I’m sure this columnist knows his way around Washington, DC. He is probably not as familiar with Huddie William Ledbetter, better known as Lead Belly, as Jimbo is and this columnist probably doesn’t pull out his six-string and sing Lead Belly’s song The Bourgeois Blues, as Jimbo used to do in his younger days. If he did, he would find apropos the following lines from the song.

“…don’t try to find no home in Washington, DC
‘cause it’s a bourgeois town…”

If Jimbo were allowed to paraphrase Lead Belly, he would say that Washington is a bourgeois town populated by bourgeois folks, and some in particular hang out down at 1600 Pennsylvania Avenue. It sounds as if some of these bourgeois folks are spending a quarter of a mil of our money for advertising to push their programs. Now, I have nothing against advertising. It’s been proven that one can disseminate important information that way. I’m wondering, however, if the Bush administration should be channeling their advertising budget through the people that support them, and I wonder if this is the proper way to get their message across. Hell, if the Bush administration is so keen on throwing their money away, why don’t they send some of it Jimbo’s way? My proletarian wallet could use some of their bourgeois bucks. There will be no conflict of interests, there. I’ll still keep giving them a hard time. I’ll just do it while snacking on the name brands instead of the discount store brands.

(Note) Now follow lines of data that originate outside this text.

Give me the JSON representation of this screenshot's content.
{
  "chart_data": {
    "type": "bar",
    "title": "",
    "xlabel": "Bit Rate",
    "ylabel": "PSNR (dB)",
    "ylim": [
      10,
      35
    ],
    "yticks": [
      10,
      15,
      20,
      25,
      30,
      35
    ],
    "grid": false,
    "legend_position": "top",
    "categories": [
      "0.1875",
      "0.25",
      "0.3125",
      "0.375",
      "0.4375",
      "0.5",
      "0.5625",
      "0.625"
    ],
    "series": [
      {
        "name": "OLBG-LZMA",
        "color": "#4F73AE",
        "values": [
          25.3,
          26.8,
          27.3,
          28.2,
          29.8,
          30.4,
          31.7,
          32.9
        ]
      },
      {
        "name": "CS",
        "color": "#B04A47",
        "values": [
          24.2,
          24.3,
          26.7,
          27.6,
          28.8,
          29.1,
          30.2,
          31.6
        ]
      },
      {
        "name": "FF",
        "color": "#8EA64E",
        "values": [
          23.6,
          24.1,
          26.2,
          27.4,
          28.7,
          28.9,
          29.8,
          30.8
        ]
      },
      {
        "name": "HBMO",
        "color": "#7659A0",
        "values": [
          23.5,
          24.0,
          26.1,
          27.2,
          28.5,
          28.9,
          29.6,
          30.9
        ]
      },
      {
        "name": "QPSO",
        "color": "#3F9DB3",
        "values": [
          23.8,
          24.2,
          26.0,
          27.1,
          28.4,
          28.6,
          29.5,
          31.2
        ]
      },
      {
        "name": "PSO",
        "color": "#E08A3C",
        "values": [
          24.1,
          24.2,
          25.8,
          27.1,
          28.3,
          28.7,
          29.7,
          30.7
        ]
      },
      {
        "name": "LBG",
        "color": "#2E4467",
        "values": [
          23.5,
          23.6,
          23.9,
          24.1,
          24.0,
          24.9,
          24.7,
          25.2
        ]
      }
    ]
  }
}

I think that hell will freeze over first, before I’ll see any money from the Bush administration, or even hear a kind word from them, or any of us will. Any of us, that is, except the people to whom they are giving our money. All the while, I’ll remember what Lead Belly said and I’ll take his advice. And, I’ll quote him again.

“I’ve got the bourgeois blues
Spread the news all around.”

Because some days in Jimbo’s world all one can do is make dinner for the little woman and keep spreading the news all around.